Brown and MUnger and the rest of the filthy, vile Democrats have enough money to give it away to illegal aliens via the dream act. You can go to hell Brown! NO on taxes. FU! Drop dead and go back to hell.As for the filthy daughter of tax evader Berkshire you too go back to whatever e you came from.
The LAO is already saying that the governor’s plan will bring in less than originally projected (http://www.lao.ca.gov/ballot/2012/120208.aspx). That’s why Molly Munger’s is the better initiative, because the money will ALL be spent on education — and that amount of money, $10 billion actually can make a difference there. This is also money that will be over and above any Prop 98 minimum the governor manufactures. This initiative also does not solely rely on the wealthy to contribute. It relies on a broad based sliding scale income tax on all but the poorest, starting at $17,500 households (after deductions) — starting at $9 a year and going up from there.

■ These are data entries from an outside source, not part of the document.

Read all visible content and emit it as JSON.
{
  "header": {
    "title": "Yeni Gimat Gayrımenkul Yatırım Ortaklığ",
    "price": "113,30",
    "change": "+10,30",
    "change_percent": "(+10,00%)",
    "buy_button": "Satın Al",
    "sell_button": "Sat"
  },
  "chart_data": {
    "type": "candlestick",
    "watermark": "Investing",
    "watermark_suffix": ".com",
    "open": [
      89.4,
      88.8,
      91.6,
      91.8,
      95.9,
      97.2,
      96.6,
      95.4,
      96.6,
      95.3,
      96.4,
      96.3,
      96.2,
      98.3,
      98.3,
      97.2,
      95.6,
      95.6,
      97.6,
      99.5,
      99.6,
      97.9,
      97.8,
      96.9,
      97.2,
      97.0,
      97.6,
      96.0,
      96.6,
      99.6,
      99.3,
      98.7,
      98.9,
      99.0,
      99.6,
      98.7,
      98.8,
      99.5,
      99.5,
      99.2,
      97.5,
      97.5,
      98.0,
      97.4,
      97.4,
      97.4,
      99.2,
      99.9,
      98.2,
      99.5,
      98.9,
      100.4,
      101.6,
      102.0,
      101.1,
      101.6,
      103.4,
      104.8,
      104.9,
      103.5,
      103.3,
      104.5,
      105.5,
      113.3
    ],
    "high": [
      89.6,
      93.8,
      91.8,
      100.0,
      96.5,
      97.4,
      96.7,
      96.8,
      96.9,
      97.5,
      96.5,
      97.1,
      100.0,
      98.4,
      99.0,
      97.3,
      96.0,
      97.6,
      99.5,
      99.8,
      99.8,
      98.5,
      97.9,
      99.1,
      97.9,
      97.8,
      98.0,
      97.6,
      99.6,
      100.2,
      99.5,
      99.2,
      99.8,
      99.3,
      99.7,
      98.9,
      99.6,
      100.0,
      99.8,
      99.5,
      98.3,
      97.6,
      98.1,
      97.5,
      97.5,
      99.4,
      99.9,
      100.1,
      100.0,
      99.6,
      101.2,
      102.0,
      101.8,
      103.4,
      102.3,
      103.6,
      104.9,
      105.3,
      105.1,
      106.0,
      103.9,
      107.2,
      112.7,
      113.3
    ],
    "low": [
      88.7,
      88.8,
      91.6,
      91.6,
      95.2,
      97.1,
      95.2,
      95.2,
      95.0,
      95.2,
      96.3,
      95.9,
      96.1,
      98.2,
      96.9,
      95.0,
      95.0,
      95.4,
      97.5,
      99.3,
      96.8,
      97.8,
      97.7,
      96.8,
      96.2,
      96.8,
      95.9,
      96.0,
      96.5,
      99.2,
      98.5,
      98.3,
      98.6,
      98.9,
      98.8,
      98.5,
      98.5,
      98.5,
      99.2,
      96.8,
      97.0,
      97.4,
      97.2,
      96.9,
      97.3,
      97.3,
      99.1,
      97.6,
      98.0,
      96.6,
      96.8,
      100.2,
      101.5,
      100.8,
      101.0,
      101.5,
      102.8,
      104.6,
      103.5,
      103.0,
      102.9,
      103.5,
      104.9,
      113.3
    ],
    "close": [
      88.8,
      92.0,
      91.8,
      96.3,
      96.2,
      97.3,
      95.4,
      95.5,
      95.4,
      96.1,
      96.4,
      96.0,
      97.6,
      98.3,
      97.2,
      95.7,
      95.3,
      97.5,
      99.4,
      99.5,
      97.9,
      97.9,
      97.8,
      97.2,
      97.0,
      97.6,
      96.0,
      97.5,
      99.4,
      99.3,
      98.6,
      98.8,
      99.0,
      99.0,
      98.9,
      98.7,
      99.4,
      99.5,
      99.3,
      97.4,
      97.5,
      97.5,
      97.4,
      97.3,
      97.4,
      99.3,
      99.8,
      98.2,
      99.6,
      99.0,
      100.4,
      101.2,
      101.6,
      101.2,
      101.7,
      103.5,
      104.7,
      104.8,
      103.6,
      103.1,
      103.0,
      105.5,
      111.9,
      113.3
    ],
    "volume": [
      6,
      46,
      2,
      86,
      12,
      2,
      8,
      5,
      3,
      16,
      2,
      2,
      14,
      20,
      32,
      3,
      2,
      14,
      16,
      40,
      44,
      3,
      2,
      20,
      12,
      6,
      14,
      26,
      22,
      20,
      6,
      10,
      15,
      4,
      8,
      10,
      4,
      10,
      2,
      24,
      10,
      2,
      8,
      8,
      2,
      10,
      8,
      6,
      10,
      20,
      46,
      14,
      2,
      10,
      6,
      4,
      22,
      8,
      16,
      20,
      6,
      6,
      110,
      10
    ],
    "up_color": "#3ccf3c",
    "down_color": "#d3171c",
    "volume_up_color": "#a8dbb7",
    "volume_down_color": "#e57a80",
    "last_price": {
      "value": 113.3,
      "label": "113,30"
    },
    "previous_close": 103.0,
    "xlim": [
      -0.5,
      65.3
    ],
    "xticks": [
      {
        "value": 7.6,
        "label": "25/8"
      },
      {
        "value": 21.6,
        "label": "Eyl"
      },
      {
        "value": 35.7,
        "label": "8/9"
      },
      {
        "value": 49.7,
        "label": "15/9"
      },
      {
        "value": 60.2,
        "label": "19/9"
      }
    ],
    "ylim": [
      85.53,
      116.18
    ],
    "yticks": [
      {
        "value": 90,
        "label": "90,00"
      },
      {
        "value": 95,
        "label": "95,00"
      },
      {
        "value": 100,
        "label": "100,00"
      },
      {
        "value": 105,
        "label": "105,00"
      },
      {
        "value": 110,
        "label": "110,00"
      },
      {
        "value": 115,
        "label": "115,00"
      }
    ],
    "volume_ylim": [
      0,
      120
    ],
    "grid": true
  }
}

Schools have been decimated by $20 billion cut over the last four years, with an additional $2.4 billion automatically sliced when the governor shifted $5 billion out of the general fund. There comes a point when you deprive the patient of nutrients for too long, that they have no chance of coming back. Our public schools are being starved and another round f cuts will push them past the brink of no return.
The governor’s tax plan will, in reality, do little to help schools. The money will be diverted and reabsorbed elsewhere. The Molly Muger/PTA initiative sends money to schools in an amount over and above the Prop 98 minimum. The money does not pass through Sacramento and does not become part of the general fund. It is for early childhood programs, pre-school and K-12 — exclusively. It’s time to stop balancing the budget on the backs of the students who need a well rounded and vigorous education so they can get good jobs and help sustain CA in the future.